A related experiment produced a video of a light pulse (laser) shown in apparent slow motion. The light was seen entering the bottom of a water bottle, passing through the water and then reflecting off the lid of the bottle. The video was produced by photographing many laser pulses.

I didn't understand how the slow motion laser video related to "seeing around corners" but the scientist apparently thought the subjects were related.

If I can find the article again, I'll post a link.

I found the article but the video is no longer available within the article.

I didn't find the original video, but I found a couple related videos.

This first video shows the laser in the water bottle. This is similar to the original video in the article but with added music and some extra animations.

I haven't finished watching this other video, but it looks like it has a lot more information about the technology. Pretty cool stuff in my opinion.

I think you are referring to this?

"Recovering Three Dimensional Shape Around a Corner Using Ultrafast Time-of-Flight Imaging"
Published in Nature by MIT.

That's time-of-flight of PHOTONS btw. And 3 years ago. Wonder what they can do NOW?

This article has an explanatory video:

MIT's laser-powered camera can detect objects hidden around corners (video)

Pretty good stuff. Speed up, Arduino! :wink:

Someone should make a super-cheap ultra-fast "hobby supercomputer". I think that might be fun.

sekramer01:
I think you are referring to this?

YES!

I hadn't seen that. Very cool.

Thanks for the link.

I think the MIT equipment is beyond the budget of most hobbyists but this Hackaday.io project describes how to hack a laser rangefinder to get the raw data from the sensor. I doubt it will let one see around walls but I think there are plenty of interesting things one could do with the sort of data available from the device.

The author of the Hackaday.io project is the same guy who designed the rangefinder.

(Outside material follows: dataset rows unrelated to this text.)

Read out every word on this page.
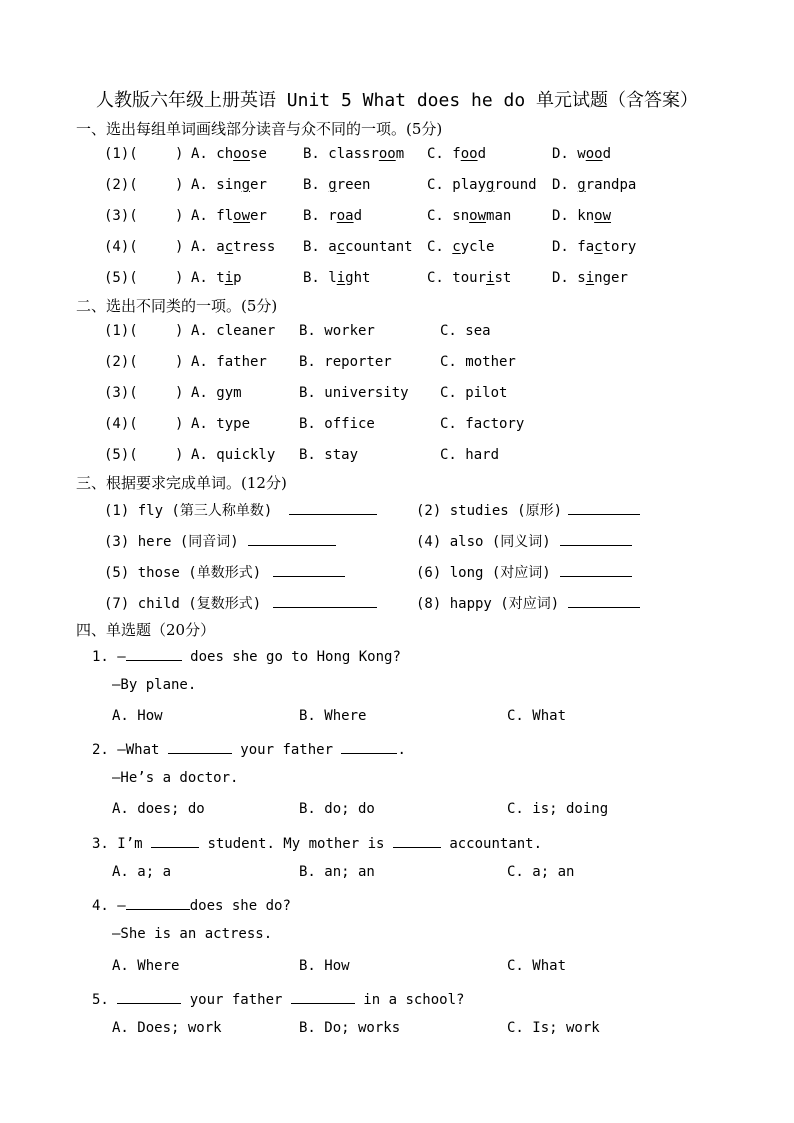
人教版六年级上册英语 Unit 5 What does he do 单元试题（含答案）
一、选出每组单词画线部分读音与众不同的一项。(5分)
(1)(	) A. choose	B. classroom C. food	D. wood
(2)(	) A. singer	B. green	C. playground D. grandpa
(3)(	) A. flower	B. road	C. snowman	D. know
(4)(	) A. actress B. accountant C. cycle	D. factory
(5)(	) A. tip	B. light	C. tourist	D. singer
二、选出不同类的一项。(5分)
(1)(	) A. cleaner B. worker	C. sea
(2)(	) A. father B. reporter	C. mother
(3)(	) A. gym	B. university C. pilot
(4)(	) A. type	B. office	C. factory
(5)(	) A. quickly B. stay	C. hard
三、根据要求完成单词。(12分)
(1) fly (第三人称单数)	(2) studies (原形)
(3) here (同音词)	(4) also (同义词)
(5) those (单数形式)	(6) long (对应词)
(7) child (复数形式)	(8) happy (对应词)
四、单选题（20分）
1. —	does she go to Hong Kong?
—By plane.
A. How	B. Where	C. What
2. —What	your father	.
—He’s a doctor.
A. does; do	B. do; do	C. is; doing
3. I’m	student. My mother is	accountant.
A. a; a	B. an; an	C. a; an
4. —	does she do?
—She is an actress.
A. Where	B. How	C. What
5.	your father	in a school?
A. Does; work	B. Do; works	C. Is; work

You know what there are a lot of free supercomputing services just by googling Supercomputing in the cloud... so you can probably do anything :slight_smile:

Another interesting concept I was just pondering: Every point on an object emits a reflection of all of the surroundings in its viewing area. So theoretically you could locate an object in a room by looking at all of the points in the room around the object, and cross-correlating the images to find the reflection of and location of the object? Any point on a wall is reflecting a complete image of the entire room. It may be very faint... but there are A LOT of points.